Zod schemas with translated messages must be constructed inside a hook so they resolve against the active locale:

export function useProductSchema() {
  const { t } = useT();
  return z.object({
    name: z.string().min(1, t('products.validation.name_required')),
  });
}

Do NOT declare const schema = z.object({ ... t('...') }) at module scope — it will resolve against whatever locale was active at first render, forever.
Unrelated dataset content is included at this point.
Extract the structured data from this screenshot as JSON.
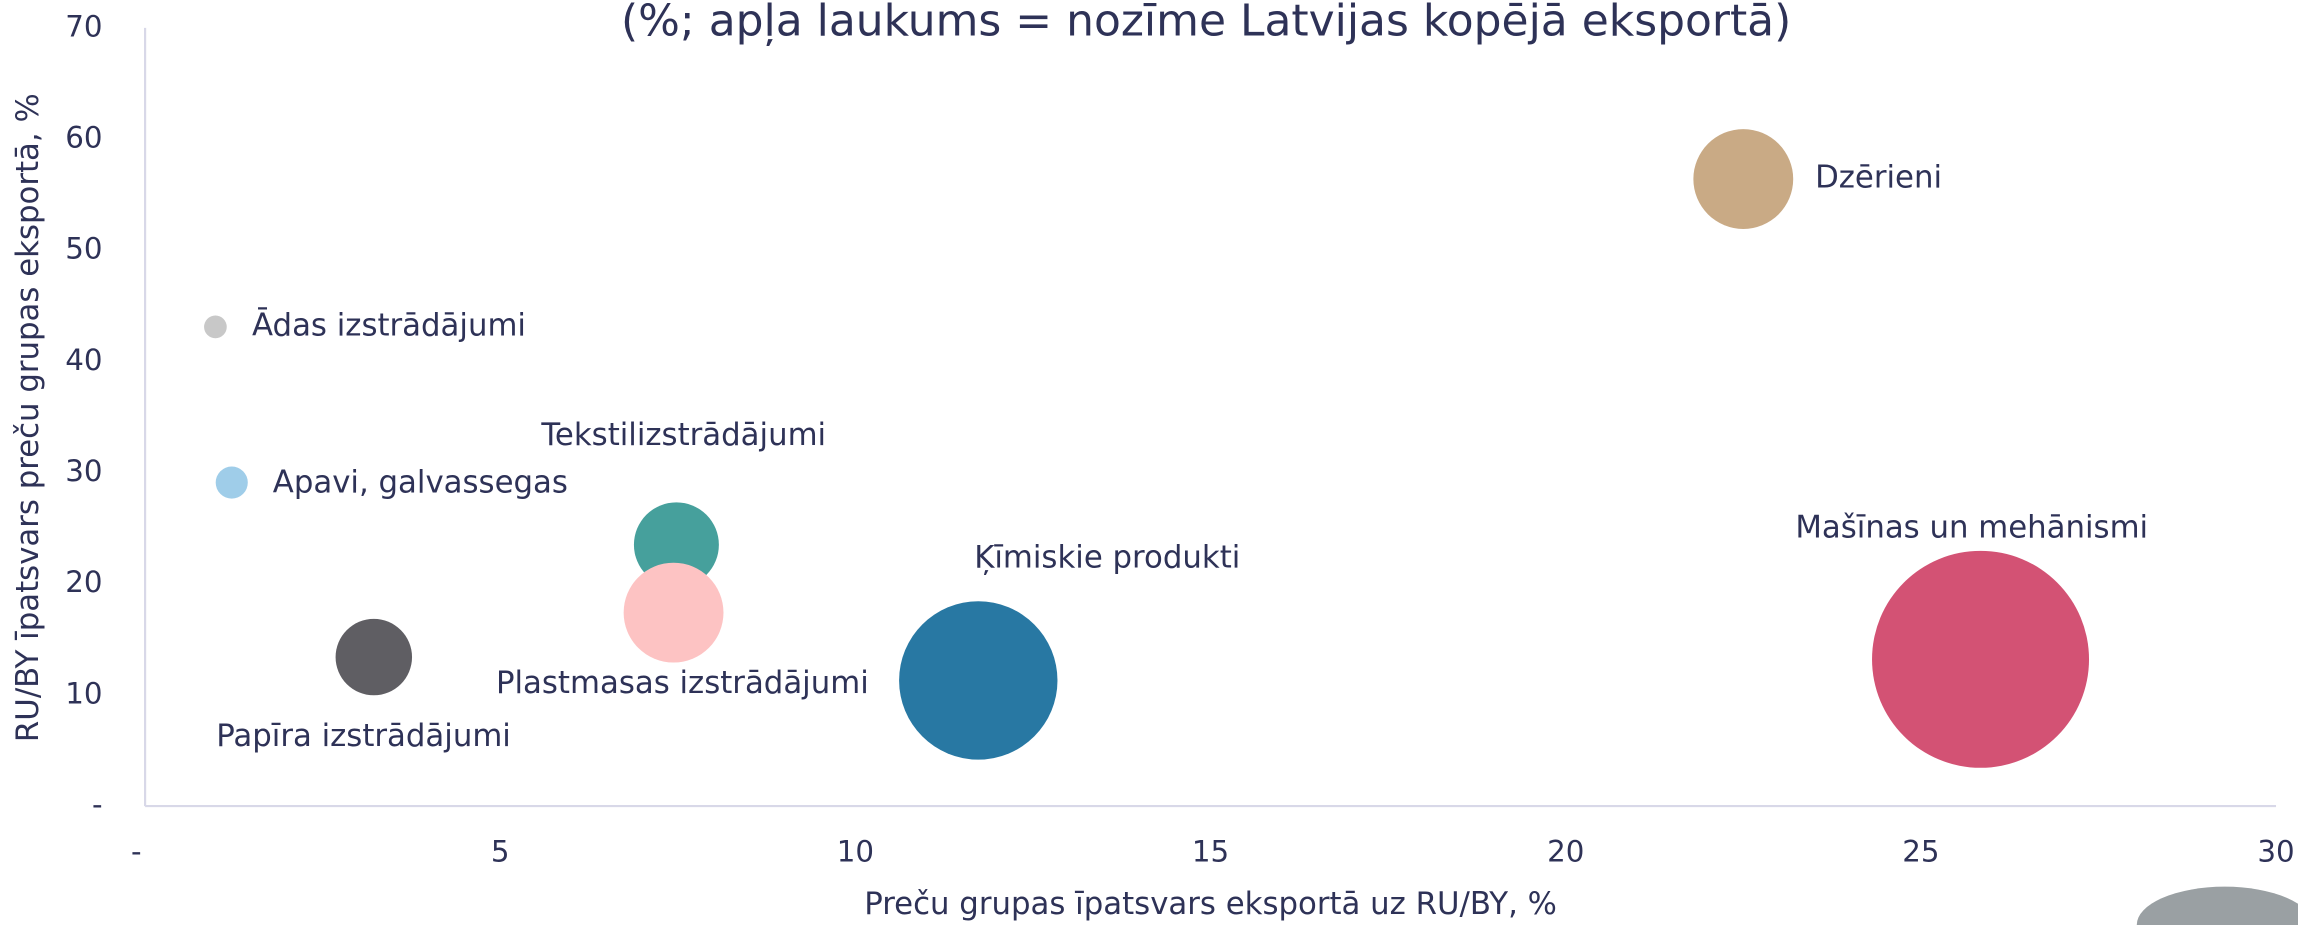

Host and shared-package strings

• Host strings (landing page, error page) live in host/locales/ and are namespaced host.*.
• Shared UI strings (packages/ui/) live in packages/ui/locales/, namespaced ui.*.
• Both are auto-discovered at boot alongside module contributions.

Supported locales

Configure via env:

SM_I18N_DEFAULT_LOCALE=en
SM_I18N_SUPPORTED_LOCALES=en,es,de
SM_I18N_COOKIE_NAME=locale

The default locale must be in the supported list (enforced by a pydantic validator).

Locale resolution order

Per request, LocaleMiddleware picks the active locale in this order:

1. Cookie named by SM_I18N_COOKIE_NAME (default locale), validated against SM_I18N_SUPPORTED_LOCALES.
2. Accept-Language header, with q-value parsing and longest-prefix match (es-MX → es).
3. SM_I18N_DEFAULT_LOCALE.

The active locale lands on request.state.locale. The <LocaleSwitcher /> component POSTs to /i18n/set-locale, which sets a 1-year cookie and redirects back.

Diagnostics

make doctor (and app boot) run I18nDiagnostics against every module's declared locale dirs. See codes SM013–SM016 in the table above. Warnings are printed in dev; errors fail the boot in production.